By stacking different orientated volumes onto each other, the continuity of the facades is created both in the Iepersestraat as for the garden houses, without accentuating and toughening the corner. This is the main raison the first floor of the office exceeds the building-line and the complex is withdrawn on the ground floor (entrance, window, meeting room, storage room, techniques and toilets). These 2m cantilever creates a certain depth to the building as well as several parking places. The actual office is positioned on the first floor, which is orientated towards the crossroad. On top of the office a third volume is placed, functioning as a meeting room. This volume was essential to give the building the scale it needed in the particular urban context of the crossroad.
The different volumes are detailed as stored containers, in that way the eaves continue into 5cm shadow gaps, this gives the impression of floating volumes. Every ‘container’ has 1 open front, each with a different direction and orientation, each with another relation to the crossroad and streets. This generates a visual extended ‘promenade architectural’ within the building and creates different visual connections with the environment.
The bronzed inox shingle cladding enforces the connotation of stored containers and presents the building with a warm character, certainly when sunrays sparkle.
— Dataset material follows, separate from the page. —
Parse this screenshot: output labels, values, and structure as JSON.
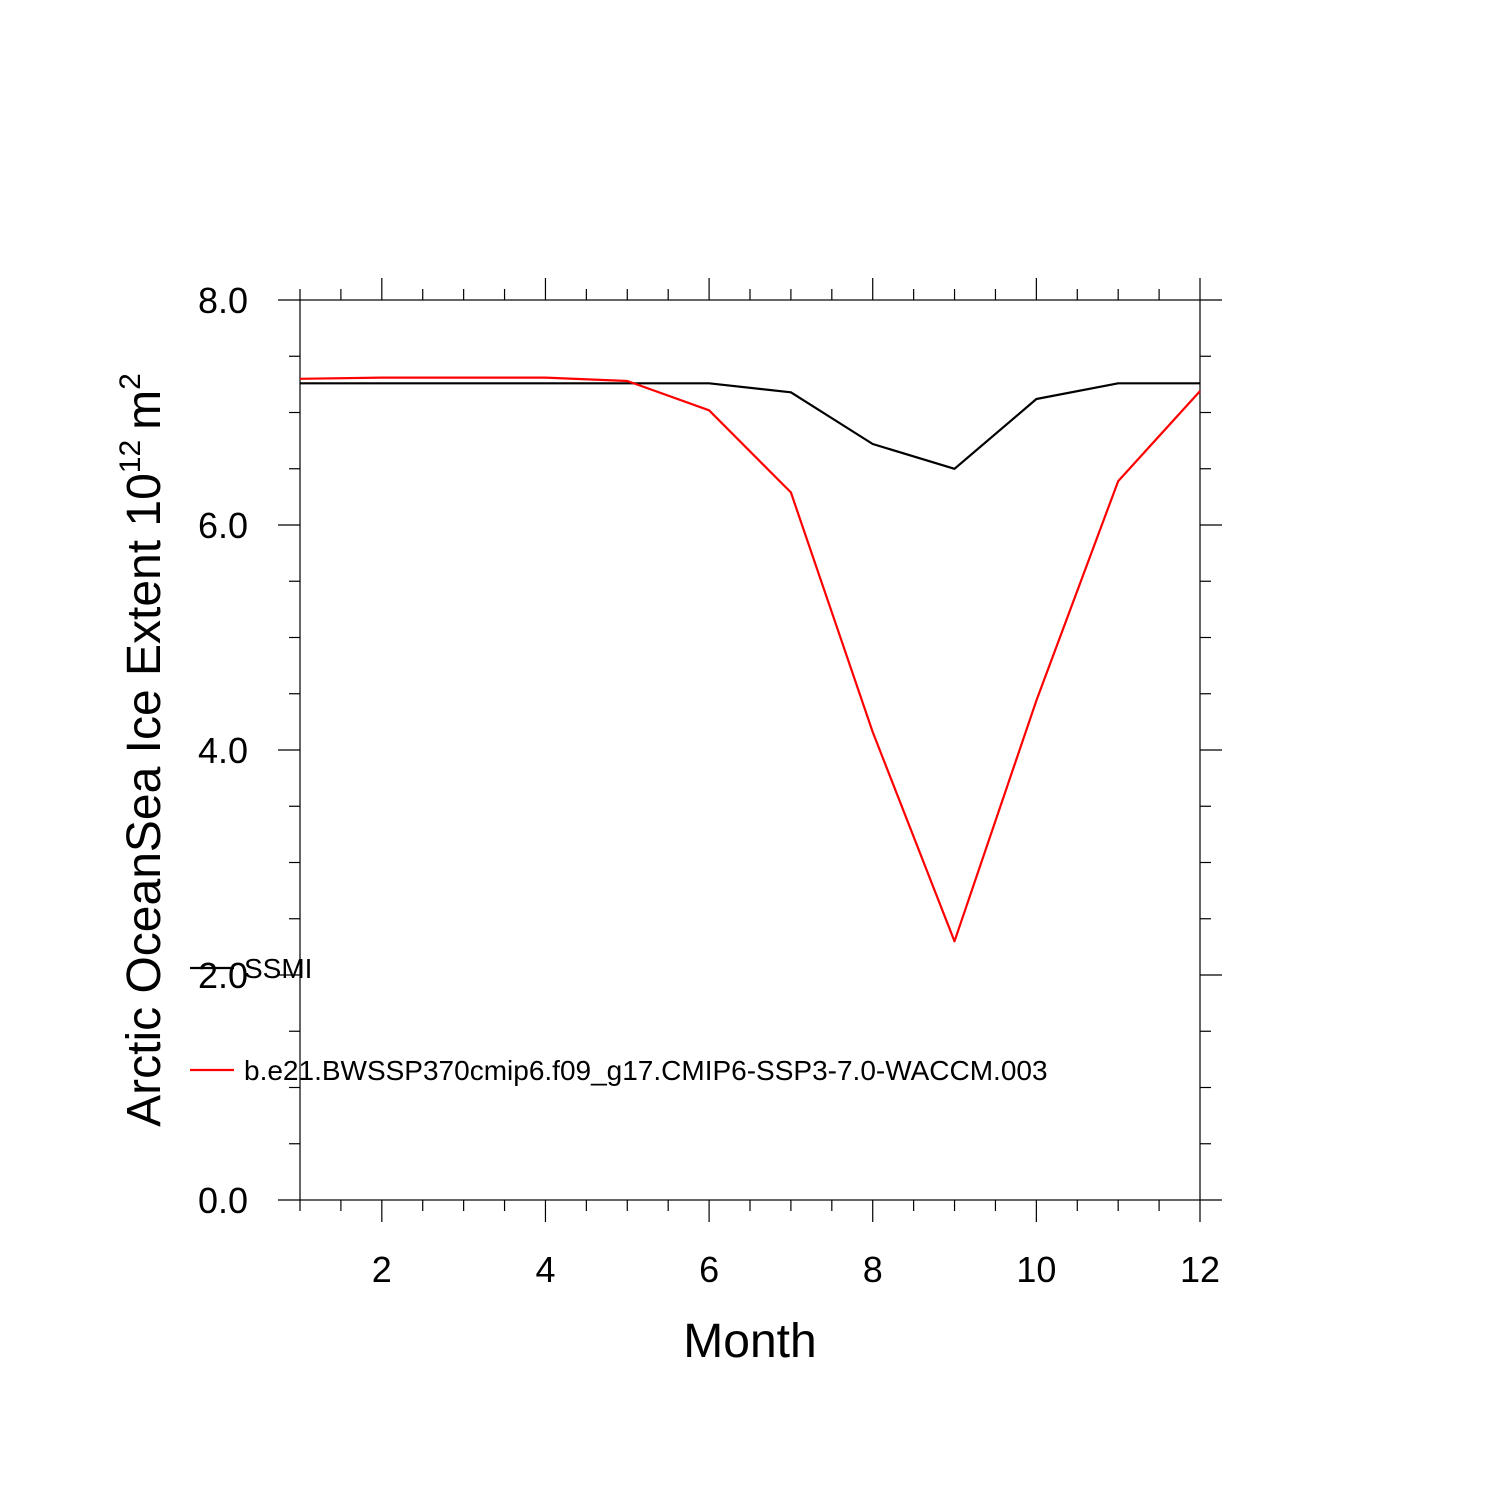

In this way the building’s appearance balances between warm and cool. One moment is has an industrial feel but transforms into a impressive gold object in a second. By opting for the shingle, the façade isn’t tight and flat but an organic surface which, depending sun, clouds, nighttime, … changes the different mood/atmosphere of the project. T-profiles provide a rhythm to the completely glazed façades. They function as guides for the sun protection screen, which were inevitable due to the east-south-west orientation of the building. In contrast to the guides, all necessities for these screens were executed invisibly within the black frames.
Within, the walls and ceiling are painted white, the floor is composed by a polished concrete floor. To create a soothing domestic atmosphere, the office is installed by detached furniture, curtains, lighting with warm colors, different uses of wood;
A light-colored afromosia is used to furnish meeting tables, the front side of the several desks, the staircase in the entrance, the different floating stairs in the hall and the flooring in the meeting room.
Integrated acoustic panels in the desks and cabinets, as well as the curtains, ensure positive acoustic qualities. During daytime it’s the buildings’ shell that glows, at nighttime, small led lines, integrated at the bottom of the windows, give the building a beautiful glowThe result is a prominent building with the right appeal for the owner (building promotor Hectaar) that gives an otherwise dull crossroad character and direction.